During an interview with Yahoo News’ Katie Couric, Ginsburg said that she didn’t believe the male justices truly understood the ramifications of their decision, and that contraceptive protection is something that every women has to have access to, in order to “control her own destiny.” According to ThinkProgress:
“Do you believe that the five male justices truly understood the ramifications of their decision?” Couric asked Ginsburg this week. “I would have to say no,” Ginsburg replied. “But the justices continue to think and change so I am ever hopeful that if the court has a blind spot today, its eyes will be open tomorrow.”
“Contraceptive protection is something every woman must have access to, to control her own destiny,” Ginsburg told Couric. The decision allowing an employer to refuse to cover those contraceptives “meant that women would have of that for themselves.”

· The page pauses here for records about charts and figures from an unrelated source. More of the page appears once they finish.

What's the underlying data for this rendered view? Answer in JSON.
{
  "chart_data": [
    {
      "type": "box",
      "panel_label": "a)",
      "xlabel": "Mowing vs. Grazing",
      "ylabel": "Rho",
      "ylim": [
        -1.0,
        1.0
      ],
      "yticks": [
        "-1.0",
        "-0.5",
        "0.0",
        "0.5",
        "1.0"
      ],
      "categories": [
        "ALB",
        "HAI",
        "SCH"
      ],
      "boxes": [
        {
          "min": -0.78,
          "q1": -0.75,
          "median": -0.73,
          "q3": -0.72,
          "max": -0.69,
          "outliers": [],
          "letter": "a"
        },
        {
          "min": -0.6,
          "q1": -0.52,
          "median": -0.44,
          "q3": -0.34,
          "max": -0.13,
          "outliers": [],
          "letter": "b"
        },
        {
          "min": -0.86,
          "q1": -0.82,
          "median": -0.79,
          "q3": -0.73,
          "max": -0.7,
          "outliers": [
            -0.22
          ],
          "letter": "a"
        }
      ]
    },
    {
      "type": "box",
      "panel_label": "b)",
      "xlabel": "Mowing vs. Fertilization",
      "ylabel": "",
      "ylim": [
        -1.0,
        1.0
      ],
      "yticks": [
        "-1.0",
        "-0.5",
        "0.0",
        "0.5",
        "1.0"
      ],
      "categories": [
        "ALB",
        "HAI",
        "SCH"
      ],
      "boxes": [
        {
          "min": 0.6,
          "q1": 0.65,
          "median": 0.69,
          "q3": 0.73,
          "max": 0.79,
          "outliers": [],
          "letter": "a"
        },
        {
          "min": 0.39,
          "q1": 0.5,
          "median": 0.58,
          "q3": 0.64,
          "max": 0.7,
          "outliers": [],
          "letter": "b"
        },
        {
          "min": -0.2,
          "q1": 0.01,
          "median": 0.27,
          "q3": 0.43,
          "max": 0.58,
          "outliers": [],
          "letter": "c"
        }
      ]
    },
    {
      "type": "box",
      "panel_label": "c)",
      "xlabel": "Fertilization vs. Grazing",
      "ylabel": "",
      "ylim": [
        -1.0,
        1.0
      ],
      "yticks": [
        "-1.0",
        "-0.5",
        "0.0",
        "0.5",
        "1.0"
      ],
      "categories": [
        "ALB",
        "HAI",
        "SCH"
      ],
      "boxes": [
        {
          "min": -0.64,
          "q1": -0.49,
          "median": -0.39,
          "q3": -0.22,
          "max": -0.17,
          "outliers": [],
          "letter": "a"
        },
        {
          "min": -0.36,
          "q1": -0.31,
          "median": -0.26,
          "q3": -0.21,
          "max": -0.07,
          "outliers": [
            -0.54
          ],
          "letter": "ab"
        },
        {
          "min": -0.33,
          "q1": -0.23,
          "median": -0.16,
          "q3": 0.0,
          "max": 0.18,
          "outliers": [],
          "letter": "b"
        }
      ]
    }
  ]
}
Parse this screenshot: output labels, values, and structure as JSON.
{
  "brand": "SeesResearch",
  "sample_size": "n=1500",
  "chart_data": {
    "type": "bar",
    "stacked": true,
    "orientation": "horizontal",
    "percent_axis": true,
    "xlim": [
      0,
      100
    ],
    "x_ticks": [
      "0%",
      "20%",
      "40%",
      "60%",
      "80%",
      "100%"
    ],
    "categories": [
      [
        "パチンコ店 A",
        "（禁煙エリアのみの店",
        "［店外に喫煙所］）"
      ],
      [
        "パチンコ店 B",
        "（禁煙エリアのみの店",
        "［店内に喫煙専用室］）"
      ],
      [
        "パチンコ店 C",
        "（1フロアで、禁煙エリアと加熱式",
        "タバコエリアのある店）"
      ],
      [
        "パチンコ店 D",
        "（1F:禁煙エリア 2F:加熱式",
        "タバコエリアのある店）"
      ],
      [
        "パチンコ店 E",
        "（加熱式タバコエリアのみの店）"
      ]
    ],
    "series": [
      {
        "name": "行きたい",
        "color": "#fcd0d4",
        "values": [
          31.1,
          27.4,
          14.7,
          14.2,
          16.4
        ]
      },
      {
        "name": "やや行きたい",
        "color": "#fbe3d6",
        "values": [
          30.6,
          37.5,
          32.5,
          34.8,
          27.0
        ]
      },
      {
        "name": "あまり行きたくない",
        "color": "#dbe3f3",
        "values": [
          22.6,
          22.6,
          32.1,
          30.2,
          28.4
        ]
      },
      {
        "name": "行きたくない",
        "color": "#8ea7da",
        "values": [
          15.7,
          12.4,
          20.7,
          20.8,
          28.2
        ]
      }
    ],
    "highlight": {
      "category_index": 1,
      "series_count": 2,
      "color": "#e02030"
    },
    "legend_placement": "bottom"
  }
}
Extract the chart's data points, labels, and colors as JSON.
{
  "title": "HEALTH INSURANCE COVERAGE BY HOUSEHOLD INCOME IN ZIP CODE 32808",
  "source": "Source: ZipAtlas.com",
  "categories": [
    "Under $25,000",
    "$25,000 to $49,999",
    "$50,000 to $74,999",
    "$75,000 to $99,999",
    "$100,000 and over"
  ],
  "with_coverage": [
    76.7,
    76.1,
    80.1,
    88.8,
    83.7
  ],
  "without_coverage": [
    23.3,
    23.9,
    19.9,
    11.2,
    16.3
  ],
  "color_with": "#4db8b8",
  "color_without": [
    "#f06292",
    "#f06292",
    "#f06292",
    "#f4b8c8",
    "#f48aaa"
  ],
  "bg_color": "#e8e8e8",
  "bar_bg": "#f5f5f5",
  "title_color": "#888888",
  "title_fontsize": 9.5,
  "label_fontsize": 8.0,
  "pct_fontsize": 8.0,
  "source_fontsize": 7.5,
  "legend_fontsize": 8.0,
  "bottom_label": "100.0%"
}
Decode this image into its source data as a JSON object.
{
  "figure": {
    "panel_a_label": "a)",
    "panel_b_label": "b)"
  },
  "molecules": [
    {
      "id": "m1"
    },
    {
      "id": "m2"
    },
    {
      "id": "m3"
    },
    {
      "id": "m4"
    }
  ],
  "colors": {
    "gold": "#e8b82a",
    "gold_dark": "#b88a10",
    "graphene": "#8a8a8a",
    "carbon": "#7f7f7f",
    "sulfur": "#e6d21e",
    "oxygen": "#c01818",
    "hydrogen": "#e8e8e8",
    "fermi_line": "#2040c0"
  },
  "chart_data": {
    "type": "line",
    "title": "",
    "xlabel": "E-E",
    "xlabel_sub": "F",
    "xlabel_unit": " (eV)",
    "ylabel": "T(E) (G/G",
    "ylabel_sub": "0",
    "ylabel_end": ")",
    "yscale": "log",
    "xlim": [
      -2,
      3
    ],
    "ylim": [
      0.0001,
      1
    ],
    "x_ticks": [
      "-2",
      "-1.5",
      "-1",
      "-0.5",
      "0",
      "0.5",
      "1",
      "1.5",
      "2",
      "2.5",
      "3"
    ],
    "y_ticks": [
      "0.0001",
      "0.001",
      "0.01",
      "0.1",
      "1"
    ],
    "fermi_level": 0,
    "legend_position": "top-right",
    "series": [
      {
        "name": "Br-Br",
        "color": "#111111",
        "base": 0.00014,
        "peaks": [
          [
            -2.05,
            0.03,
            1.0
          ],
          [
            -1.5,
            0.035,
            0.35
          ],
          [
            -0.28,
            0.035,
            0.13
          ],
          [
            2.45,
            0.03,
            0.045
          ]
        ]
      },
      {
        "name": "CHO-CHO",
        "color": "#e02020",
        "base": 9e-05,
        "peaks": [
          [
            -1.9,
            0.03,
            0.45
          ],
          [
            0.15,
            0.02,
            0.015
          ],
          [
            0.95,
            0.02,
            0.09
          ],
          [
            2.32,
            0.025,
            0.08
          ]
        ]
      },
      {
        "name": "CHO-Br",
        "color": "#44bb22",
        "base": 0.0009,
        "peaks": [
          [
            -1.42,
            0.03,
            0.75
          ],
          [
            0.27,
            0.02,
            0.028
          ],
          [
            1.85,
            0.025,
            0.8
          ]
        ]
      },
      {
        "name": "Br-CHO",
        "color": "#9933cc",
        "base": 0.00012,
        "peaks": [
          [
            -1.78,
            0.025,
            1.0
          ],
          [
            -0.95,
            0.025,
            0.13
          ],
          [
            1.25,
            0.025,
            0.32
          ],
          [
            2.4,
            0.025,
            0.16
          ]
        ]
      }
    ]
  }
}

She analogized the “blind spot” the justices had in this case to that in the 2007 ruling against plaintiff Lilly Ledbetter, a woman whose fair pay lawsuit was rejected by the court. She has framed on her wall the Lilly Ledbetter Fair Pay Act, passed by Congress two years later to correct the Supreme Court ruling in which she dissented. It was the first piece of legislation signed by President Barack Obama.
Ginsburg said the passage of the law is one of her proudest achievements, because in her dissent to that case, “I said the ball is now in Congress’ court to correct the error into which the court has fallen. And Congress did it in record time.”
During her interview, Ginsburg praised the US tradition of dissents, and noted that “many of those dissents are now unquestionably the law of the land.” She used Justice John M. Harlan’s dissent to the separate but equal ruling in Plessy v. Fergson as an example. She also reiterated her 32-page dissent, and the utter ridiculousness of allowing a piece of legal fiction to have religious beliefs:
“I certainly respect the belief of the Hobby Lobby owners,” Ginsburg told Couric. “On the other hand, they have no constitutional right to foist that belief on the hundreds and hundreds of women who work for them who don’t share that belief. I had never seen the free exercise of religion clause interpreted in such a way.”
She explained how the law is supposed to work with an analogy she used in her dissent: A person has freedom to move his or her arms until it “hits the other fellow’s nose.” “It’s the same way with speech. Same way with religion. You can exercise your right freely until the point where it is affecting other people who don’t share your views.”
On the male justices’ future evolution, Ginsburg said she believes that “daughters can change the perception of their fathers.” She also believes that progress wins out over the course of history. Asked about the landmark Citizens United ruling that struck down limits on corporate political spending, Ginsburg said she believes her dissent in that case will also one day be the law of the land.
“That is my expectation,” she said. “I may not be around to see it but it will happen.”
Above the framed copy of the Lilly Ledbetter Fair Pay Act in her chambers, Ginsburg has a photograph of the signing of the act, given to her by President Obama with a personal message. “Happy birthday,” he wrote, “and thanks for helping to create a more equal and just society.”
She’s certainly done more than her fair share of work to establish a more equal and just society, that’s for sure.